A qualitative approach (liberally assuming $f$ does not vanish when necessary) is to solve the equation up to a time change and then reparameterize (which, after writing what follows, I realize is exactly what Lutz Lehmann suggests doing in a comment).

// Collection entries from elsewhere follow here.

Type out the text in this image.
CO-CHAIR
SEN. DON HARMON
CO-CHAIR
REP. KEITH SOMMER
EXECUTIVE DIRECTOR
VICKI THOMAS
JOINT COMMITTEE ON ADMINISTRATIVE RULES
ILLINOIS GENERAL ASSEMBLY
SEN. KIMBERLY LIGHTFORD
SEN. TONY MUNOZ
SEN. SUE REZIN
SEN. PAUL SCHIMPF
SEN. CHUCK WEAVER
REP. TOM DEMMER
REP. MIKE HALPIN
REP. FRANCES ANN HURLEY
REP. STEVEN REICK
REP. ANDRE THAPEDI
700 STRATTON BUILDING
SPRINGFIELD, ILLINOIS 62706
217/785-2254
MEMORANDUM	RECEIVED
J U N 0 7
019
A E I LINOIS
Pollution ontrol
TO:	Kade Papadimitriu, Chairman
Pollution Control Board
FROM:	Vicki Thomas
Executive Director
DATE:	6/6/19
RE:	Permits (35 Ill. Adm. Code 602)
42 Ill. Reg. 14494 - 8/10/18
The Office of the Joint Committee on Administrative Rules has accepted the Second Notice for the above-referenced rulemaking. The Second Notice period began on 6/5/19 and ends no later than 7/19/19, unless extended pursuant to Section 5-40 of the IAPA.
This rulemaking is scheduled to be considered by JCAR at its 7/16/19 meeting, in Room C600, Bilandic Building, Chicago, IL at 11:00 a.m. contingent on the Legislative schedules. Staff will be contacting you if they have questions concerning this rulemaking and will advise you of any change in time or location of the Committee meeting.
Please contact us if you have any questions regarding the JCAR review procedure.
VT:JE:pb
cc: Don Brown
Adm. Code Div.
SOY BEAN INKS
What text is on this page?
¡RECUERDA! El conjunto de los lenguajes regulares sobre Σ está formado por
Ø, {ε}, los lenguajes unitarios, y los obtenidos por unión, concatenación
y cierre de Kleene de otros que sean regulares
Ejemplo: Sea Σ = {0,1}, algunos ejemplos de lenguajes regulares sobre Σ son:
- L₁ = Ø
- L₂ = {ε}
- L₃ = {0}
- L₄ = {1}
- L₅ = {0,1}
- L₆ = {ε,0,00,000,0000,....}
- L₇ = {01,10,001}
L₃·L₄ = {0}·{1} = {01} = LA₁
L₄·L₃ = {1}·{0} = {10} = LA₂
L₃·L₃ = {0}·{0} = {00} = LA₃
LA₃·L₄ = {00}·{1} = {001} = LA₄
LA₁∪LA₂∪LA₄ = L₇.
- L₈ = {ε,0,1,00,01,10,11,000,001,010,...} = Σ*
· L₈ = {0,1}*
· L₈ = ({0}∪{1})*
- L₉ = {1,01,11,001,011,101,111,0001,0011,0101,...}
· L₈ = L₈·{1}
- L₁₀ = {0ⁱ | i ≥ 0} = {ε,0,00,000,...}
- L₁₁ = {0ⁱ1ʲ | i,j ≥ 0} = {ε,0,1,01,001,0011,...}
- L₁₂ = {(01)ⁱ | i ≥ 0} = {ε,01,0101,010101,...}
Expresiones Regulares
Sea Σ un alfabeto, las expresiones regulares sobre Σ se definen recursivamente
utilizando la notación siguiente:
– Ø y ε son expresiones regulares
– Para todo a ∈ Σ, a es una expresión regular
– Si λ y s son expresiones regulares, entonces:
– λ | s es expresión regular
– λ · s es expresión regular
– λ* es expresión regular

To be more specific, consider instead
$$\dfrac{dy}{dt}(t)=f(y(t)).$$
$f$ is $C^1$ (in particular locally Lipschitz), so the existence and uniqueness theorem guarantees that for any $y_0\in \mathbb{R}^n$, there is a unique $y\in C^1(\mathbb{R},\mathbb{R}^n)$ satisfying
$$\dfrac{dy}{dt}(t)=f(y(t))\text{ and } y(0)=y_0.$$
Let $x_0\in \mathbb{R}^n$ and let $y$ be the unique solution as above with $y(0)=x_0$. The arclength of $y$ is
$$s(t)=\int_0^t \left\vert\dfrac{dy}{dt}(\tau)\right\vert\, d\tau = \int_0^t \left\vert f(y(\tau))\right\vert\, d\tau.$$
If $f(x_0)\neq0$, since $f$ is continuous, for some time $T\in\mathbb{R}_{>0}$ we have that $s:([0,T],0)\to(\mathbb{R},0)$ is strictly increasing (and is $C^2$), so that its inverse $t:([0,S],0)\to ([0,T],0)$ is well defined (and is $C^2$) (here $S=s(T)$). Take $[x:s\mapsto y\circ t(s)] \in C^1([0,S],\mathbb{R}^n)$. Then
$$\dfrac{dx}{ds}(s)=\dfrac{dy}{dt}(t(s))\,\dfrac{dt}{ds}(s)=\dfrac{f(y(t(s)))}{\dfrac{ds}{dt}(t(s))}=\dfrac{f(y(t(s)))}{\vert f(y(t(s)))\vert}=\dfrac{f(x(s))}{\vert f(x(s))\vert}$$
Rem.1: One can generalize this to arbitrary initial times with a little more care.
Rem.2: $f$ not vanishing at an initial position $x_0$ means that it does not vanish in a neighborhood of $x_0$, which means that one can similarly extend the solution in some finite negative time.
Rem.3: Note that the trajectories of the ODE with $y$ as the unknown partition $\mathbb{R}^n$ (this is not quite a foliation since we don't know if $f$ has zeros). Since the trajectories of both ODE's are the same up to a reparameterization, we have the phase portrait of the ODE with $x$ as the unknown.